6. Because of the fiercely competitive nature of hard disk manufacture, manufacturers hide the exact nature of the way your data is laid down on the platter surface; it is both very proprietary and secret. This used not be the case, for example, Shugart Associates/Corporation produced beautifully clear and concise reference-grade manuals for its 8" floppy disk drives. These manuals were so good that I still keep a set on my office bookshelf to show staff how things were and still ought to be done. Today, Seagate Technologies, having long since morphed from its former Shugart identity, not only provides precious little information about its hard disks, but also has been caught out obfuscating information over firmware bugs in its 7200.11 hard disk drives. My, my, how things have changed for the worse over the past 20 or so years.
6.1 Proprietary and secret error correction and low-level formatting systems, whether justifiable or not, are a dangerous threat to data integrity.
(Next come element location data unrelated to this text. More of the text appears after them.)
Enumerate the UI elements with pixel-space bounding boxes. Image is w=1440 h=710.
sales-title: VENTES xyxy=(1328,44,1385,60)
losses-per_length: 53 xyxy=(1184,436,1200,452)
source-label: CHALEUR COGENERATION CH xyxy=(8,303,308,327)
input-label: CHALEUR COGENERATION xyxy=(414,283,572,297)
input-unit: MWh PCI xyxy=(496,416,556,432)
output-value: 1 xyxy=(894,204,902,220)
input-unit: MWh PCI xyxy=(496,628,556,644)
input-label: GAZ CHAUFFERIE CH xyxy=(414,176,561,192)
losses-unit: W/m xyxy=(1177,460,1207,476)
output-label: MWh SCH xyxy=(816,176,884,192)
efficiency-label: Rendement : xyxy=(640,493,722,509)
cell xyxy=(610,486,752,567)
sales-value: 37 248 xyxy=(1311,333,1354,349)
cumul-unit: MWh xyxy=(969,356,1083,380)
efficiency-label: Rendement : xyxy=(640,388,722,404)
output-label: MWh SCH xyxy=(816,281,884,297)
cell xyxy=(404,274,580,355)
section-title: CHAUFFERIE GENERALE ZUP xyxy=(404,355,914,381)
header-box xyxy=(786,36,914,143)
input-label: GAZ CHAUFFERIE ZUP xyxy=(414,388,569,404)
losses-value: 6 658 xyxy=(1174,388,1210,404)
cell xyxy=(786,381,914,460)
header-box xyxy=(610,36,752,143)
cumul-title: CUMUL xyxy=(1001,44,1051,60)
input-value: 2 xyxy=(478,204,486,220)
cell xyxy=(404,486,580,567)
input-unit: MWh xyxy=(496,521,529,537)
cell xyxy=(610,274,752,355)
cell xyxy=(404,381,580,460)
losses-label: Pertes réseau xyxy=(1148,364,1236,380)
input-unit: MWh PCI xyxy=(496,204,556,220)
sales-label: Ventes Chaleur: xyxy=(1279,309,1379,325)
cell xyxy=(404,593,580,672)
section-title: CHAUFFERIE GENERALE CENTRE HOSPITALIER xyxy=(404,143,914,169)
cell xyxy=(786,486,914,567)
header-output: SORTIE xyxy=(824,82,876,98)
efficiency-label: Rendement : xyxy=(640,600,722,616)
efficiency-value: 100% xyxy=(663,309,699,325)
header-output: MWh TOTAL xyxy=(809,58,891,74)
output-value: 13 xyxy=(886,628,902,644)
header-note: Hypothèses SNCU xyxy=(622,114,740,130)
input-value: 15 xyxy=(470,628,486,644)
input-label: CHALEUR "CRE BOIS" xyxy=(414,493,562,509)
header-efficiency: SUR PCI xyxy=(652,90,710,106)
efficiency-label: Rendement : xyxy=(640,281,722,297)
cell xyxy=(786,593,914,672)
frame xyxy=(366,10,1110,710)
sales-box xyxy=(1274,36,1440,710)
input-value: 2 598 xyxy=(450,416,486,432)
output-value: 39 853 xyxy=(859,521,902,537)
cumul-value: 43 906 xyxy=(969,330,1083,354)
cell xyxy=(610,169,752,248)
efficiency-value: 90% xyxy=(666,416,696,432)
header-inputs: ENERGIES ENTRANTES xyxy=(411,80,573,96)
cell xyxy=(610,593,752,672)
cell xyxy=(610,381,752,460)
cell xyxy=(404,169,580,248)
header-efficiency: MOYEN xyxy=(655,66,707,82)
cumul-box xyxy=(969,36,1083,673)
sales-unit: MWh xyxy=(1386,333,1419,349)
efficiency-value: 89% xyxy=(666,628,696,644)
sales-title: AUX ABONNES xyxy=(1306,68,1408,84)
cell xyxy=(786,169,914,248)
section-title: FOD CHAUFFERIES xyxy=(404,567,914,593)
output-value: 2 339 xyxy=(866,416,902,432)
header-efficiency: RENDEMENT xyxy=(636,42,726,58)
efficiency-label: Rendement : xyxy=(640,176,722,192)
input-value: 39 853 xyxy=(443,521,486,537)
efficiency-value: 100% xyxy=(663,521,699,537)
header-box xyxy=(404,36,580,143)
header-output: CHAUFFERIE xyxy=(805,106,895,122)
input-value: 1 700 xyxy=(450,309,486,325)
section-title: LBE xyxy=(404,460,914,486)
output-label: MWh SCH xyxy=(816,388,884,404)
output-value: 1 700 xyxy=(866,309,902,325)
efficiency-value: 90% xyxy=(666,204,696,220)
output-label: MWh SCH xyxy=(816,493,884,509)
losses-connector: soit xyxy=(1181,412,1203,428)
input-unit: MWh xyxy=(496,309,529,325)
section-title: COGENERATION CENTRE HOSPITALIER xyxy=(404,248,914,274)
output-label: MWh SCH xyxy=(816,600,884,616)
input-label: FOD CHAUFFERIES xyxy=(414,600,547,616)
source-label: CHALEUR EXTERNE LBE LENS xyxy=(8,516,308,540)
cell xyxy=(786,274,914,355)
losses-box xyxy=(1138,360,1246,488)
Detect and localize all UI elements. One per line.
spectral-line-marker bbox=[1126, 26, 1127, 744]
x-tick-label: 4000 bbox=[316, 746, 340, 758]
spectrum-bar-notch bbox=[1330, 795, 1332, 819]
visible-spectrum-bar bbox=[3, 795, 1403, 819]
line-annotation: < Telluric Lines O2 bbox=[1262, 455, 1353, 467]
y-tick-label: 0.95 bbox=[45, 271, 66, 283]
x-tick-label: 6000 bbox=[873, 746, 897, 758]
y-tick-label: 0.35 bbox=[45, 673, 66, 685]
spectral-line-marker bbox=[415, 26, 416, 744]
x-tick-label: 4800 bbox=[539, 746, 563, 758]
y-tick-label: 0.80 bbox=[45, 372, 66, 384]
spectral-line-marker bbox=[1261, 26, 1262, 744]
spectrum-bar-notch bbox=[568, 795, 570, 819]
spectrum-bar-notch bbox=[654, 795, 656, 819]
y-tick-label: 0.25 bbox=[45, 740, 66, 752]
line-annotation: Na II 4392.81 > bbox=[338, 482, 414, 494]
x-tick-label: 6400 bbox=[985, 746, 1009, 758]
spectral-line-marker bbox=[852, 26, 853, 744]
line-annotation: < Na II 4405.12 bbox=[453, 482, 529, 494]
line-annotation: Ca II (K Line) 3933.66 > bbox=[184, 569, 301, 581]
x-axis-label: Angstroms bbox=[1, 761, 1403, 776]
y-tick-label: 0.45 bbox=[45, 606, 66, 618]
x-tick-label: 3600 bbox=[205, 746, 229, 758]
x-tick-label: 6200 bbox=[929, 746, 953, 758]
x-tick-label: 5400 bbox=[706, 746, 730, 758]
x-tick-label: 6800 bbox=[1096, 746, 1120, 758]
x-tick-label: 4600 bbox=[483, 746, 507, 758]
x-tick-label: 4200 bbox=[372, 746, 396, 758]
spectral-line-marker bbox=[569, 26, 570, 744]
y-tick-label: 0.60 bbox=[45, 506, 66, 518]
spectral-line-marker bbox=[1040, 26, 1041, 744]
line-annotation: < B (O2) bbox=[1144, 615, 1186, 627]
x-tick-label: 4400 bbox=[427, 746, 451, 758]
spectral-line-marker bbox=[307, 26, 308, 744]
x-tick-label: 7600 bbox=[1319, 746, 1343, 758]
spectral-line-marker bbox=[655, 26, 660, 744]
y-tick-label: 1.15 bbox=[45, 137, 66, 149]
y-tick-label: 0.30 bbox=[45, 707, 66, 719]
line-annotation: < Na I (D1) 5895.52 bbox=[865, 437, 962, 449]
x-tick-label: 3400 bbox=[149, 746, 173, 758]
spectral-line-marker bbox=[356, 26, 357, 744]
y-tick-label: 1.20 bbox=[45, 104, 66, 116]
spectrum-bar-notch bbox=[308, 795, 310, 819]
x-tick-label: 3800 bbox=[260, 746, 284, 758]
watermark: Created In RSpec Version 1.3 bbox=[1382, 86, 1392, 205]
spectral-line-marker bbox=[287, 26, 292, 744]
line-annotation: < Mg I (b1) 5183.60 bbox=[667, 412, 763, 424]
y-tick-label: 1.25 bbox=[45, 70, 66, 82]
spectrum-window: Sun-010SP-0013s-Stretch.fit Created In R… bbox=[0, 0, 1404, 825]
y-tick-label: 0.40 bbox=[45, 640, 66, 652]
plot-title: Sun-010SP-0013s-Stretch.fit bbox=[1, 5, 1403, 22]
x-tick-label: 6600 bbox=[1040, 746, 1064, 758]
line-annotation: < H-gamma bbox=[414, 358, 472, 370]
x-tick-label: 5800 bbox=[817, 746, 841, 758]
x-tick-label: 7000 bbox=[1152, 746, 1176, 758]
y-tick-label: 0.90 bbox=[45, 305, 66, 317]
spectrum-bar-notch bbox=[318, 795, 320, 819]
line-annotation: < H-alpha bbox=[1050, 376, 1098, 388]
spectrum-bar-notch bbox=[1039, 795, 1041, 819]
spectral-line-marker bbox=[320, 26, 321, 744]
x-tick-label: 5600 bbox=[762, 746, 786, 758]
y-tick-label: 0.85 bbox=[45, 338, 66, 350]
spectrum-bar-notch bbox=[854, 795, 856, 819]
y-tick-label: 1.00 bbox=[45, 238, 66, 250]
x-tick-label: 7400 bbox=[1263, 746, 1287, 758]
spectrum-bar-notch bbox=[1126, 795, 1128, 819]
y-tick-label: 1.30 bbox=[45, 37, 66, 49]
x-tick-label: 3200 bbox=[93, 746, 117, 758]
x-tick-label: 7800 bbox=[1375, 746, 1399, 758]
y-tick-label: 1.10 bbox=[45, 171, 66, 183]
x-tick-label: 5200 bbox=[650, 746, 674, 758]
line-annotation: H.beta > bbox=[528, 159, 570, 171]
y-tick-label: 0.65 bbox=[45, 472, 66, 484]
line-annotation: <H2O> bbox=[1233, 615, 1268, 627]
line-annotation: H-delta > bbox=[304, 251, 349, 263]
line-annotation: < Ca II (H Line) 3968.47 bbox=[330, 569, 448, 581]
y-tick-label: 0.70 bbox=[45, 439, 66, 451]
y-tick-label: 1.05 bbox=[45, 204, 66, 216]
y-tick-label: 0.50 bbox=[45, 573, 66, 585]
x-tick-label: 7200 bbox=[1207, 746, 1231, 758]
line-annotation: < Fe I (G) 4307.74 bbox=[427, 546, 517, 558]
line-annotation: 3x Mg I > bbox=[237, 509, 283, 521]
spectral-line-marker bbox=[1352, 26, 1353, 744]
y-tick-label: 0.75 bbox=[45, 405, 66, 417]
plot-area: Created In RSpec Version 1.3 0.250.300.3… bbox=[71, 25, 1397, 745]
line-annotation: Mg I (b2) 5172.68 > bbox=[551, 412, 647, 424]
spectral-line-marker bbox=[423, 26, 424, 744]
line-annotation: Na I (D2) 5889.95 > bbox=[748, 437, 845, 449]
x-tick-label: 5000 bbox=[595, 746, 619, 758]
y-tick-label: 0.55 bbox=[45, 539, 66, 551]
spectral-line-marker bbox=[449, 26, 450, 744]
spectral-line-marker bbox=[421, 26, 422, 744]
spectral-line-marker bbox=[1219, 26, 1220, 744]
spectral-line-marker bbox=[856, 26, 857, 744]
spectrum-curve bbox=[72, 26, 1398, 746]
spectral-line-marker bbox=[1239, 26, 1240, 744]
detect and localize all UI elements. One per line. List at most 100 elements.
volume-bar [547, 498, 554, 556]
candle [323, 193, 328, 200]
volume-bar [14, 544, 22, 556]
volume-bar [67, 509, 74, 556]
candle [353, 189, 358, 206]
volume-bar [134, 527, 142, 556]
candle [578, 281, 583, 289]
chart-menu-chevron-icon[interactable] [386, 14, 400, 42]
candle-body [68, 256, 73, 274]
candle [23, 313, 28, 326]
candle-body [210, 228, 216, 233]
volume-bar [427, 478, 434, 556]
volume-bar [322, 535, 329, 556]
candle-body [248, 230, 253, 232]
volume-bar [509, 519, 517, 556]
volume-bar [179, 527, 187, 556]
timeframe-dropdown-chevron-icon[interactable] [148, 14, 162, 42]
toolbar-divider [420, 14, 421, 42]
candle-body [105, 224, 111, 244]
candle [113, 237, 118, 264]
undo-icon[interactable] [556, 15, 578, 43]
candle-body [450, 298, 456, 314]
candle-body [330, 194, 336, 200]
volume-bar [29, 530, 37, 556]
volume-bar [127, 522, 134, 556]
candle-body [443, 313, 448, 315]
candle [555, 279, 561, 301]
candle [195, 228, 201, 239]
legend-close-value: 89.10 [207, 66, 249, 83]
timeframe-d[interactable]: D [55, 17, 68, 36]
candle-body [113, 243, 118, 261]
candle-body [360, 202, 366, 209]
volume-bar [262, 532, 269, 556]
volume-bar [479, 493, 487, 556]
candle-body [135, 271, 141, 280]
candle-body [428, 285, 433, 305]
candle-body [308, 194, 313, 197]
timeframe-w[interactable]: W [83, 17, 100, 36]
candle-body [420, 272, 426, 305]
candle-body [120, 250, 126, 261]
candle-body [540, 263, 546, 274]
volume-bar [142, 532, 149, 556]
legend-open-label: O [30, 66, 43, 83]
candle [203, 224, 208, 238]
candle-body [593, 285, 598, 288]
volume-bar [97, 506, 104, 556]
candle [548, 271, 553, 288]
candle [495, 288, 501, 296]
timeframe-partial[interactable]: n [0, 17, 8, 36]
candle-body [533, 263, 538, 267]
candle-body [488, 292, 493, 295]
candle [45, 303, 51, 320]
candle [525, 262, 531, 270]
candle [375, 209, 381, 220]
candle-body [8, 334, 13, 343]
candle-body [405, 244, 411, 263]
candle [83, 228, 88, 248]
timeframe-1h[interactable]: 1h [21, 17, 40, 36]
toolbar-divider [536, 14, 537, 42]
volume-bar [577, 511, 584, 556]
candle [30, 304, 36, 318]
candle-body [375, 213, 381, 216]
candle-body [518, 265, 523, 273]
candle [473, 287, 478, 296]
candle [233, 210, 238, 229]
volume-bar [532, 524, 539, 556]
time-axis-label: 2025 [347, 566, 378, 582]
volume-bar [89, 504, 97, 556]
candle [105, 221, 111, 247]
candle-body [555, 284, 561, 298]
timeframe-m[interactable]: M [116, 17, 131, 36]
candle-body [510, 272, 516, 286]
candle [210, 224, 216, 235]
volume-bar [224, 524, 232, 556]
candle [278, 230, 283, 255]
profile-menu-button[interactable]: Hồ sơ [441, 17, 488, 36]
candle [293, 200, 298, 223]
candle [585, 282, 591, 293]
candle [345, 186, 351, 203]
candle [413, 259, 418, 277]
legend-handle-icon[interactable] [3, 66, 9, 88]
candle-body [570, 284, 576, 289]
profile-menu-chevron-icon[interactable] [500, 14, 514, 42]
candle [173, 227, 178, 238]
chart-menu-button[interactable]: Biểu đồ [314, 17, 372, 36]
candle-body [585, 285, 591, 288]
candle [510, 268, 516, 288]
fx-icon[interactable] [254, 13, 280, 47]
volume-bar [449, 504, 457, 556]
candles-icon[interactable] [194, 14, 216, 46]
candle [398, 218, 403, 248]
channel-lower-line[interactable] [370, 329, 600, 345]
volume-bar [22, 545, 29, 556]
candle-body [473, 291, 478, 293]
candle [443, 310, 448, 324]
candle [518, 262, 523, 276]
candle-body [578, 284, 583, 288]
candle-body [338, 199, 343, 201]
Not only do they obfuscate the actual storage process and thus thwart or make any independent analysis of a drive's dependability or long term reliability possible but also they can significantly complicate data recovery processes.
6.2 Drive manufactures don't advertise the fact that when you commit your storage to their disk drives that the only entity to know about the storage process is the manufacturer and it is not going to tell anyone--let alone a longsuffering user whose disk has crashed--about the way these storage processes work. We consumers still buy hard disk drives without even a whimper of complaint (as we've been conditioned by marketing propaganda to think that the current configuration is the only way in which these devices can exist). Moreover, the technical press, ZDNet et al, rarely give time to such 'mundane' matters of hard disk reliability; security holes in M$'s Internet Explorer are much more juicy and exciting news.